When the First World War began in 1914 and the Ottoman Empire declared itself an ally of the Central Powers, Britain formally annexed Cyprus. In 1923, the newly declared Republic of Turkey recognised British control under the Treaty of Lausanne, clearing the way for the establishment of the Crown Colony of Cyprus in 1925. The island became an independent republic in 1960, but the UK retained sovereignty over its substantial military installations around Akrotiri in the west and Dhekelia in the east, with the Sovereign Base Areas becoming an Overseas Territory and Britain maintaining access to 40 “retained sites” within Cyprus.

These military facilities are not simply a remnant of imperial interests.
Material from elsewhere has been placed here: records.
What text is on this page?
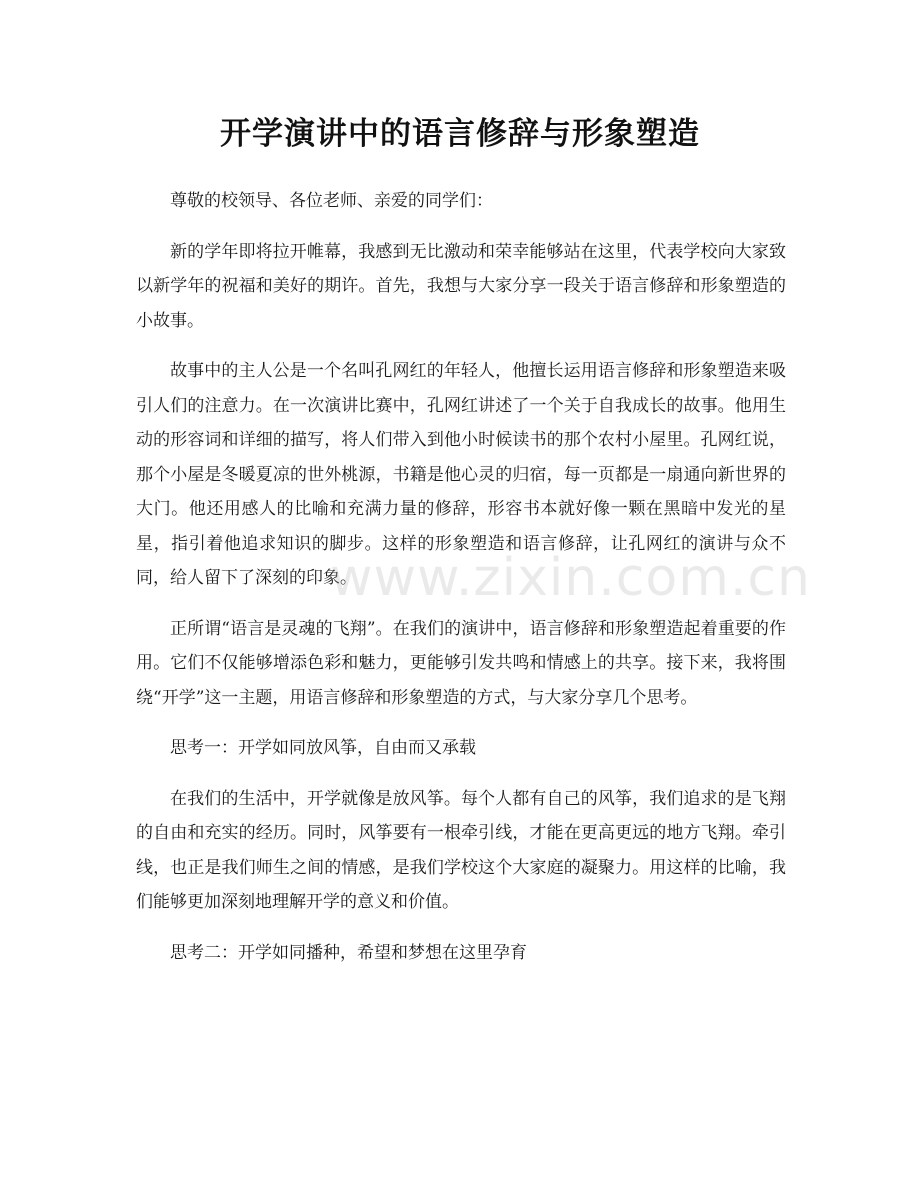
开学演讲中的语言修辞与形象塑造

尊敬的校领导、各位老师、亲爱的同学们：

新的学年即将拉开帷幕，我感到无比激动和荣幸能够站在这里，代表学校向大家致以新学年的祝福和美好的期许。首先，我想与大家分享一段关于语言修辞和形象塑造的小故事。

故事中的主人公是一个名叫孔网红的年轻人，他擅长运用语言修辞和形象塑造来吸引人们的注意力。在一次演讲比赛中，孔网红讲述了一个关于自我成长的故事。他用生动的形容词和详细的描写，将人们带入到他小时候读书的那个农村小屋里。孔网红说，那个小屋是冬暖夏凉的世外桃源，书籍是他心灵的归宿，每一页都是一扇通向新世界的大门。他还用感人的比喻和充满力量的修辞，形容书本就好像一颗在黑暗中发光的星星，指引着他追求知识的脚步。这样的形象塑造和语言修辞，让孔网红的演讲与众不同，给人留下了深刻的印象。

正所谓“语言是灵魂的飞翔”。在我们的演讲中，语言修辞和形象塑造起着重要的作用。它们不仅能够增添色彩和魅力，更能够引发共鸣和情感上的共享。接下来，我将围绕“开学”这一主题，用语言修辞和形象塑造的方式，与大家分享几个思考。

思考一：开学如同放风筝，自由而又承载

在我们的生活中，开学就像是放风筝。每个人都有自己的风筝，我们追求的是飞翔的自由和充实的经历。同时，风筝要有一根牵引线，才能在更高更远的地方飞翔。牵引线，也正是我们师生之间的情感，是我们学校这个大家庭的凝聚力。用这样的比喻，我们能够更加深刻地理解开学的意义和价值。

思考二：开学如同播种，希望和梦想在这里孕育

www.zixin.com.cn
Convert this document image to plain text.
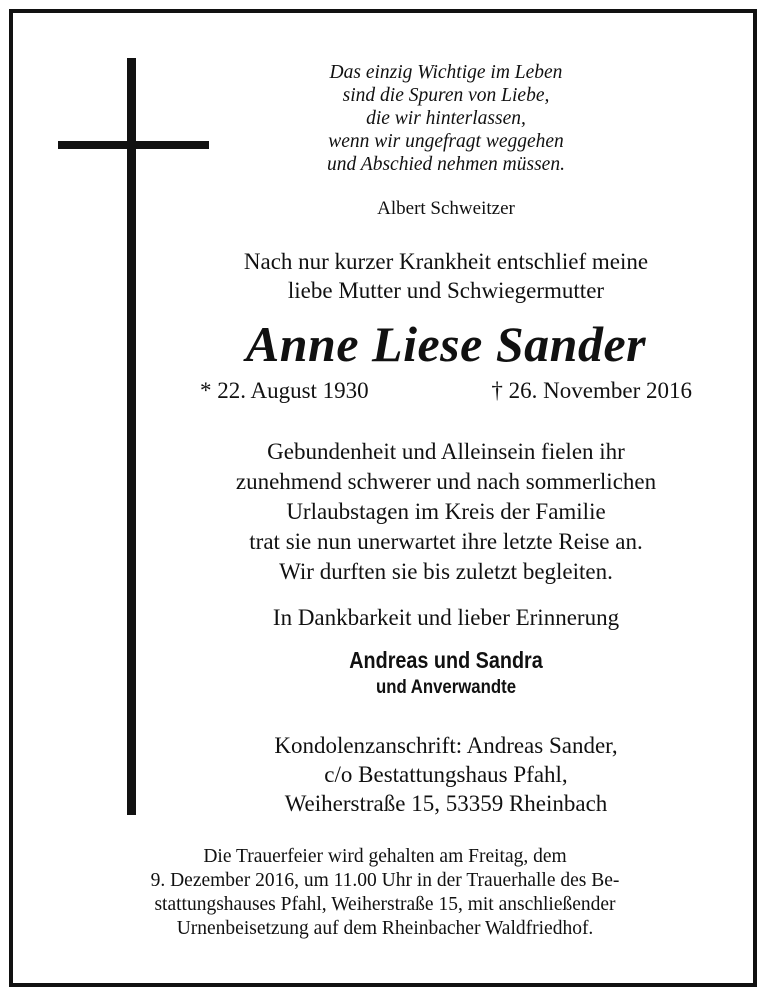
Das einzig Wichtige im Leben
sind die Spuren von Liebe,
die wir hinterlassen,
wenn wir ungefragt weggehen
und Abschied nehmen müssen.

Albert Schweitzer

Nach nur kurzer Krankheit entschlief meine
liebe Mutter und Schwiegermutter

Anne Liese Sander
* 22. August 1930	† 26. November 2016

Gebundenheit und Alleinsein fielen ihr
zunehmend schwerer und nach sommerlichen
Urlaubstagen im Kreis der Familie
trat sie nun unerwartet ihre letzte Reise an.
Wir durften sie bis zuletzt begleiten.

In Dankbarkeit und lieber Erinnerung

Andreas und Sandra

und Anverwandte

Kondolenzanschrift: Andreas Sander,
c/o Bestattungshaus Pfahl,
Weiherstraße 15, 53359 Rheinbach

Die Trauerfeier wird gehalten am Freitag, dem
9. Dezember 2016, um 11.00 Uhr in der Trauerhalle des Be-
stattungshauses Pfahl, Weiherstraße 15, mit anschließender
Urnenbeisetzung auf dem Rheinbacher Waldfriedhof.
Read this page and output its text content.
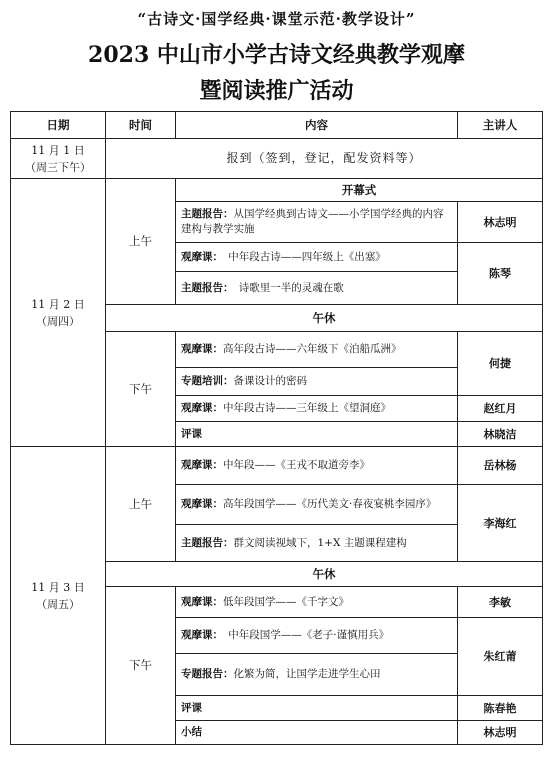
“古诗文·国学经典·课堂示范·教学设计”
2023 中山市小学古诗文经典教学观摩
暨阅读推广活动
日期	时间	内容	主讲人

11 月 1 日
（周三下午）	报到（签到，登记，配发资料等）		

11 月 2 日
（周四）	上午	开幕式	
		主题报告：从国学经典到古诗文——小学国学经典的内容建构与教学实施	林志明
		观摩课：　中年段古诗——四年级上《出塞》	陈琴
		主题报告：　诗歌里一半的灵魂在歌	
	午休		
	下午	观摩课：高年段古诗——六年级下《泊船瓜洲》	何捷
		专题培训：备课设计的密码	
		观摩课：中年段古诗——三年级上《望洞庭》	赵红月
		评课	林晓洁

11 月 3 日
（周五）	上午	观摩课：中年段——《王戎不取道旁李》	岳林杨
		观摩课：高年段国学——《历代美文·春夜宴桃李园序》	李海红
		主题报告：群文阅读视域下，1+X 主题课程建构	
	午休		
	下午	观摩课：低年段国学——《千字文》	李敏
		观摩课：　中年段国学——《老子·谨慎用兵》	朱红莆
		专题报告：化繁为简，让国学走进学生心田	
		评课	陈春艳
		小结	林志明
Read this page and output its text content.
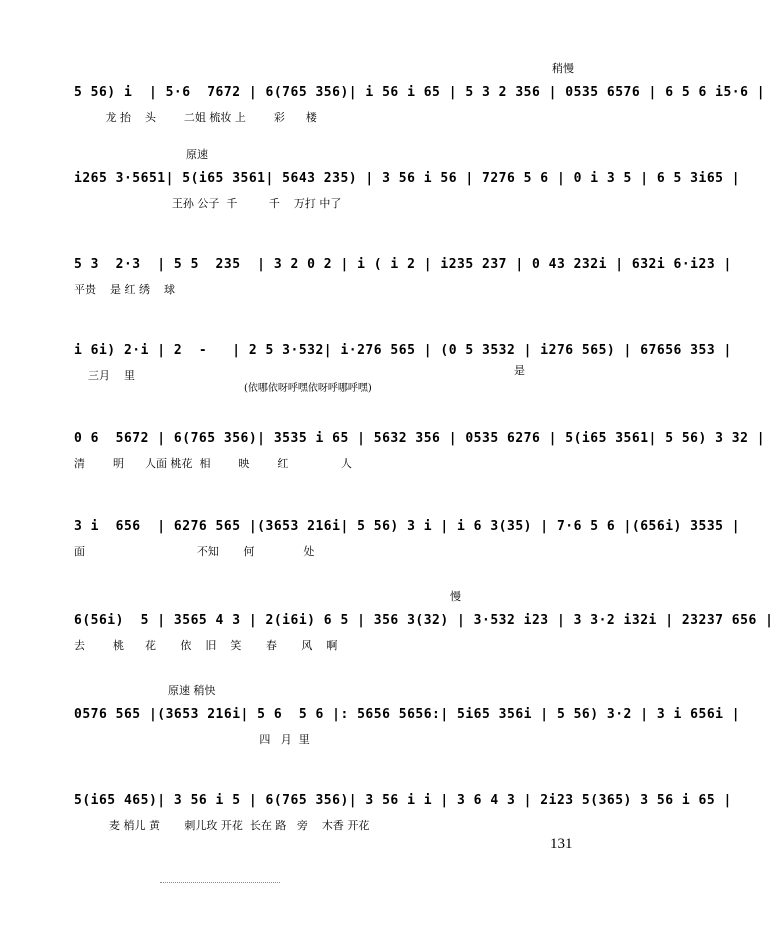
稍慢
5 56) i  | 5·6  7672 | 6(765 356)| i 56 i 65 | 5 3 2 356 | 0535 6576 | 6 5 6 i5·6 |
龙 抬    头        二姐 梳妆 上        彩      楼
原速
i265 3·5651| 5(i65 3561| 5643 235) | 3 56 i 56 | 7276 5 6 | 0 i 3 5 | 6 5 3i65 |
王孙 公子  千         千    万打 中了
5 3  2·3  | 5 5  235  | 3 2 0 2 | i ( i 2 | i235 237 | 0 43 232i | 632i 6·i23 |
平贵    是 红 绣    球
i 6i) 2·i | 2  -   | 2 5 3·532| i·276 565 | (0 5 3532 | i276 565) | 67656 353 |
三月    里
(依哪依呀呼嘿依呀呼哪呼嘿)
是
0 6  5672 | 6(765 356)| 3535 i 65 | 5632 356 | 0535 6276 | 5(i65 3561| 5 56) 3 32 |
清        明      人面 桃花  相        映        红               人
3 i  656  | 6276 565 |(3653 216i| 5 56) 3 i | i 6 3(35) | 7·6 5 6 |(656i) 3535 |
面                                不知       何              处
慢
6(56i)  5 | 3565 4 3 | 2(i6i) 6 5 | 356 3(32) | 3·532 i23 | 3 3·2 i32i | 23237 656 |
去        桃      花       依    旧    笑       春       风    啊
原速 稍快
0576 565 |(3653 216i| 5 6  5 6 |: 5656 5656:| 5i65 356i | 5 56) 3·2 | 3 i 656i |
四   月  里
5(i65 465)| 3 56 i 5 | 6(765 356)| 3 56 i i | 3 6 4 3 | 2i23 5(365) 3 56 i 65 |
麦 梢儿 黄       刺儿玫 开花  长在 路   旁    木香 开花
131
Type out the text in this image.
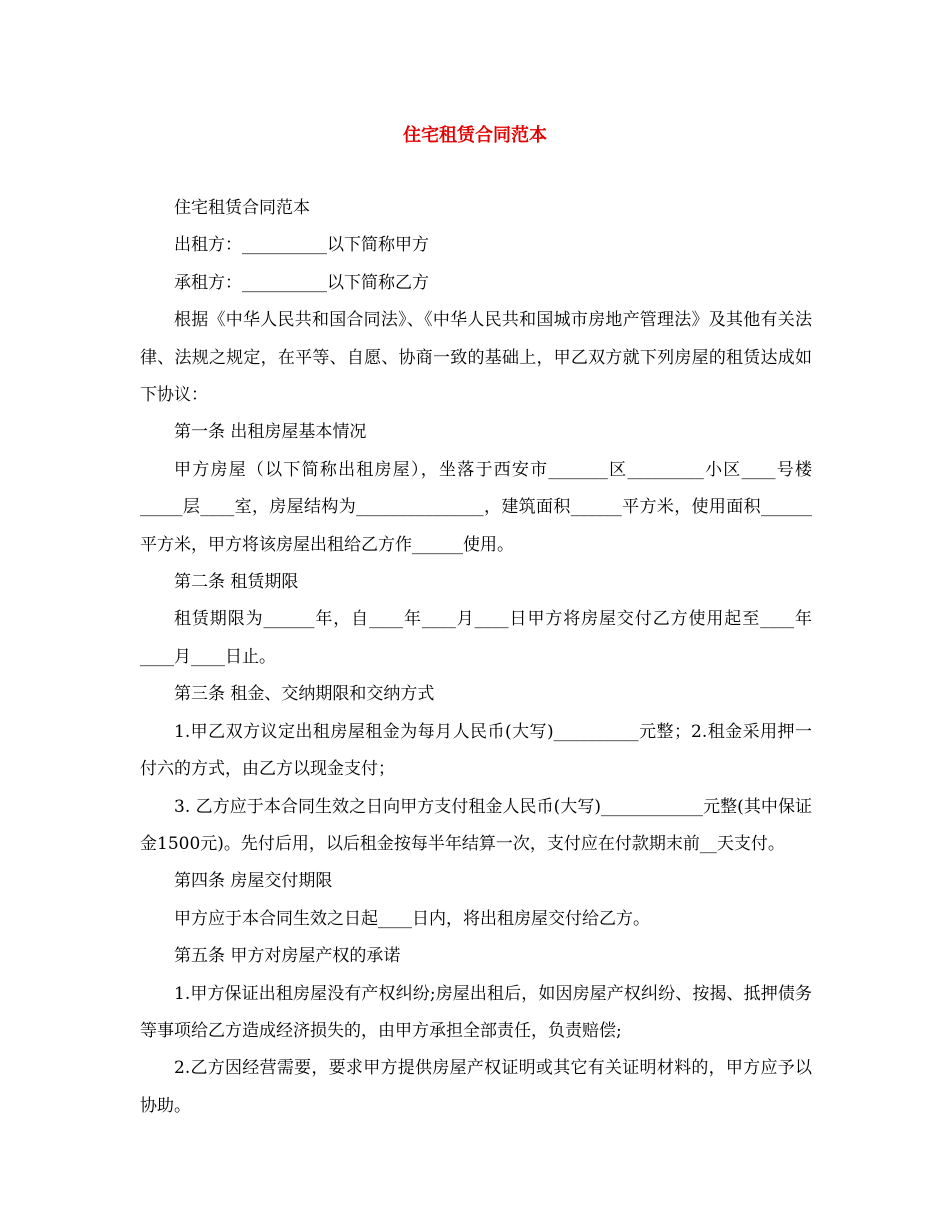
住宅租赁合同范本

住宅租赁合同范本

出租方：__________以下简称甲方

承租方：__________以下简称乙方

根据《中华人民共和国合同法》、《中华人民共和国城市房地产管理法》及其他有关法律、法规之规定，在平等、自愿、协商一致的基础上，甲乙双方就下列房屋的租赁达成如下协议：

第一条 出租房屋基本情况

甲方房屋（以下简称出租房屋），坐落于西安市_______区_________小区____号楼_____层____室，房屋结构为_______________，建筑面积______平方米，使用面积______平方米，甲方将该房屋出租给乙方作______使用。

第二条 租赁期限

租赁期限为______年，自____年____月____日甲方将房屋交付乙方使用起至____年____月____日止。

第三条 租金、交纳期限和交纳方式

1.甲乙双方议定出租房屋租金为每月人民币(大写)__________元整；2.租金采用押一付六的方式，由乙方以现金支付；

3. 乙方应于本合同生效之日向甲方支付租金人民币(大写)____________元整(其中保证金1500元)。先付后用，以后租金按每半年结算一次，支付应在付款期末前__天支付。

第四条 房屋交付期限

甲方应于本合同生效之日起____日内，将出租房屋交付给乙方。

第五条 甲方对房屋产权的承诺

1.甲方保证出租房屋没有产权纠纷;房屋出租后，如因房屋产权纠纷、按揭、抵押债务等事项给乙方造成经济损失的，由甲方承担全部责任，负责赔偿;

2.乙方因经营需要，要求甲方提供房屋产权证明或其它有关证明材料的，甲方应予以协助。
British Forces Cyprus, a tri-service command, consists of around 3,500 military personnel including two resident infantry battalions, No. 84 Squadron at RAF Akrotiri and, perhaps most importantly, the Joint Service Signal Unit (Cyprus) at Ayios Nikolaos Station, an electronic listening post in the east of the island.

Why does the UK need military units in Cyprus? The blockage of the Suez Canal by the container ship Ever Given in March 2021 and the threat to maritime commerce from Houthi militants in Yemen since December 2023 has demonstrated how important and how vulnerable the shipping route from the Red Sea to the eastern Mediterranean really is. The RAF was able to join US forces in air strikes against Houthi positions with aircraft operating from Akrotiri; the station has also been used in recent years to conduct operations against Islamic State in Iraq and Syria and to enforce the no-fly zone over Libya.

In addition, last autumn it seemed possible that British nationals would have to be evacuated from Lebanon to avoid the fighting between Israel and Hezbollah. Although the government only needed to provide charter flights for a few hundred in the end, it made preparations for a much larger operation, deploying military and diplomatic personnel to Cyprus for a rerun of 2006’s Operation Highbrow, which saw more than 4,000 British nationals evacuated by air and sea to Akrotiri.

The former British facility in Singapore served a similar purpose. By the time it was completed in 1939, HM Naval Base Singapore boasted the world’s largest dry dock and enough fuel to supply the entire Royal Navy for six months, and had cost the equivalent of £9 billion. Along with an airfield at RAF Tengah, these bases were exercises in power projection, Singapore widely being dubbed “the Gibraltar of the East, and their capture by the Japanese in 1942 was a shattering blow.

The Overseas Territories are not merely post-imperial anomalies, nor universally oppressed populations yearning to be free, but assets of enduring strategic and economic value. The idea that we have a moral duty to divest ourselves of them is threadbare given the fate of Hong Kong after it was ceded to China in 1997 — now subject to brutal authoritarianism. Such a belief also seems perilously naïve in the transactional geopolitical world of “Trump 2.0”.

Whatever the attitude of the Prime Minister and his Attorney General to the Chagos Islands, it is not simply a part of a process of “decolonisation”. The anniversaries of Cyprus and Singapore should give us pause, and time to reflect that the Overseas Territories in some cases have links to Britain going back more than 400 years. They are an intrinsic part of our global footprint and shape our role in the world. Some are fiercely attached to their British identity. None should be given up lightly, if at all.